Emily appears in person in part two, having gotten some time off on her internship, and has decided to visit Naomi in London. Secretly, Naomi resists Effy's urging to tell Emily about her recent cancer diagnosis, saying that if she were to do so, Emily would drop everything and return to London at once, and the internship she worked so hard to get would be over, and her cancer is not yet serious. However, as Naomi's cancer progresses and eventually becomes terminal, Naomi becomes devastated at the inevitable pain she will have to cause Emily now that she has left it so late to tell her. Eventually, Emily is informed, and Effy greets her at the airport. A devastated Emily wordlessly slaps her across the face, before getting upset with her for having spent the time with Naomi that she could have spent, and tells her not to follow her to the hospital. Later on, however, Effy enters the hospital to find Emily has not yet entered Naomi's room, and she admits she doesn't know how she can forgive Naomi for not telling her sooner. Effy consoles her as she breaks down in tears and acknowledges that Naomi will die, and urges her to be strong for her as Naomi was when Emily fell out with her family. Bracing herself, Emily enters Naomi's room and climbs into bed with her, embracing her and sobbing into her shoulder. Naomi gives Effy a smile over her shoulder, happy that she can die peacefully with her beloved Emily by her side.

==Production==

During Naomi's episode in series 3, stylist Kirstie Stanway began to differentiate between Emily and her twin sister Katie's hair and makeup to show that the twins are starting to "move along their own paths". Originally, an entire scene was supposed to be filmed with Naomi and Emily in the lake, but the water was so cold that the actors were unable to stay in the water, and Kathryn Prescott was taken to a standby ambulance with suspected hypothermia.
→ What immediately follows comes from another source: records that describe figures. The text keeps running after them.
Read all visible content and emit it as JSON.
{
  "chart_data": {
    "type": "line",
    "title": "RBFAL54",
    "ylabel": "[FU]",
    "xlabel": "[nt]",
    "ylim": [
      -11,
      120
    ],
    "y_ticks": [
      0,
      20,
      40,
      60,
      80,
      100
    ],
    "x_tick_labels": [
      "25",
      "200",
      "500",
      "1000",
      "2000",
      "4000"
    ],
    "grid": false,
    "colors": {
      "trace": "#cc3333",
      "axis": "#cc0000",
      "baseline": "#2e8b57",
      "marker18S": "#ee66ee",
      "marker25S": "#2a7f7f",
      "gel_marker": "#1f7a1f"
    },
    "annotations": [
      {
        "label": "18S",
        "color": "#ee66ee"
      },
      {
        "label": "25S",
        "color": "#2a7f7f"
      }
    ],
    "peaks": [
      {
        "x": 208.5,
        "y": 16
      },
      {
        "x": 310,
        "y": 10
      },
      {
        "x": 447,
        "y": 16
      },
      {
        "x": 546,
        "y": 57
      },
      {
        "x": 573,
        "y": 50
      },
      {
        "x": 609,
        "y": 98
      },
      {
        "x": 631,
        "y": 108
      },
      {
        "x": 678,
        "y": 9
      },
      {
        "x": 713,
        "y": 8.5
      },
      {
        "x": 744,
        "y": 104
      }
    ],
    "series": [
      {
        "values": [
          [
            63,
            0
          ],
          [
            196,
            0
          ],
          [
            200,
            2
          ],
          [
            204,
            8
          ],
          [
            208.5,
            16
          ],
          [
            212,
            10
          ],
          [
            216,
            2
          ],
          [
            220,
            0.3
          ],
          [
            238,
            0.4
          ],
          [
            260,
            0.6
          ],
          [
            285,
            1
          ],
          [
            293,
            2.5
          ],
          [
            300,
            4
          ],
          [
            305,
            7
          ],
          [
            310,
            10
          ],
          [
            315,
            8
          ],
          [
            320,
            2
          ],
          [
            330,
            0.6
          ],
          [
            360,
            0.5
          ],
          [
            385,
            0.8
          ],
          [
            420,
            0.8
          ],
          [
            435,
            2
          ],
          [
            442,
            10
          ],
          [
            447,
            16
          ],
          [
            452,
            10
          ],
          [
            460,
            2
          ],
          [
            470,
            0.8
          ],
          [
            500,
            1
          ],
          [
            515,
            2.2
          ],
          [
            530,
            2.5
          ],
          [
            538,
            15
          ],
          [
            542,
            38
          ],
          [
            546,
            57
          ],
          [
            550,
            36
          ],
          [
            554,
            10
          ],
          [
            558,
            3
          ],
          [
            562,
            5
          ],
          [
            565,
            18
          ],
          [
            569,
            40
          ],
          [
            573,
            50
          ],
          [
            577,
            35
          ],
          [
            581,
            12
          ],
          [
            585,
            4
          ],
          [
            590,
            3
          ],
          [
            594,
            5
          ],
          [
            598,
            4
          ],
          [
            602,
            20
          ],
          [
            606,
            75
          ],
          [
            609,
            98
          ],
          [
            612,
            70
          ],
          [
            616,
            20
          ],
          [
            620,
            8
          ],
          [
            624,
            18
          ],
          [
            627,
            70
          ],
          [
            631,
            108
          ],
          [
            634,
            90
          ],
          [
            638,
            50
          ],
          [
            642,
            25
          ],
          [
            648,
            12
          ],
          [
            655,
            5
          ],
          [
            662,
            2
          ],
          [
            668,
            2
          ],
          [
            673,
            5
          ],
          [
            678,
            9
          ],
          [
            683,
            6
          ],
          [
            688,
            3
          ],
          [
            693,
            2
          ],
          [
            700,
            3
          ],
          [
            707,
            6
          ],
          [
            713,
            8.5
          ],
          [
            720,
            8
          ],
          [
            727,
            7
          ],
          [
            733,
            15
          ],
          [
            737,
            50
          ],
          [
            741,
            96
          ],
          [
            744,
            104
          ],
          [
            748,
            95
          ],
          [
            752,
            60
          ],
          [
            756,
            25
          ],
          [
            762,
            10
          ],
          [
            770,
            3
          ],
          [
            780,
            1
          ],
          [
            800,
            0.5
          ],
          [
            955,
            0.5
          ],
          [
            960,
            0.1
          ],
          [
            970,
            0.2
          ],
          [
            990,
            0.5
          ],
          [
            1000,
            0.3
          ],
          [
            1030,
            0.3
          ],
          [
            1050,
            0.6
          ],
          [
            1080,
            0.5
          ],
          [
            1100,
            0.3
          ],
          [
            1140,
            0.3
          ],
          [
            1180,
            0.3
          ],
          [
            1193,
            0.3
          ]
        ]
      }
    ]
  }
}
Director Simon Massey choreographed Naomi and Emily's sex scene prior to filming so that, on the set, the actions would come instinctively to the actors and they would be able to complete the scene in a limited number of takes. Prescott stated that the scene concerned her, though she said that she was not pressured to do anything in the script that made her uncomfortable.

==Reception==
The "Naomily" storyline of Series 3 and 4 proved popular with lesbian viewers; a poll conducted by American gay women's media website AfterEllen.com ranked Naomi and Emily as the top two fictional lesbian and bisexual characters. AfterEllen.com also ranked her No.4 in their Top 50 Favorite Female TV Characters. Emily has consistently been described as "brave".

A critic for PopSugar found Emily's plea to Naomi as Naomi left the campsite "heartbreaking".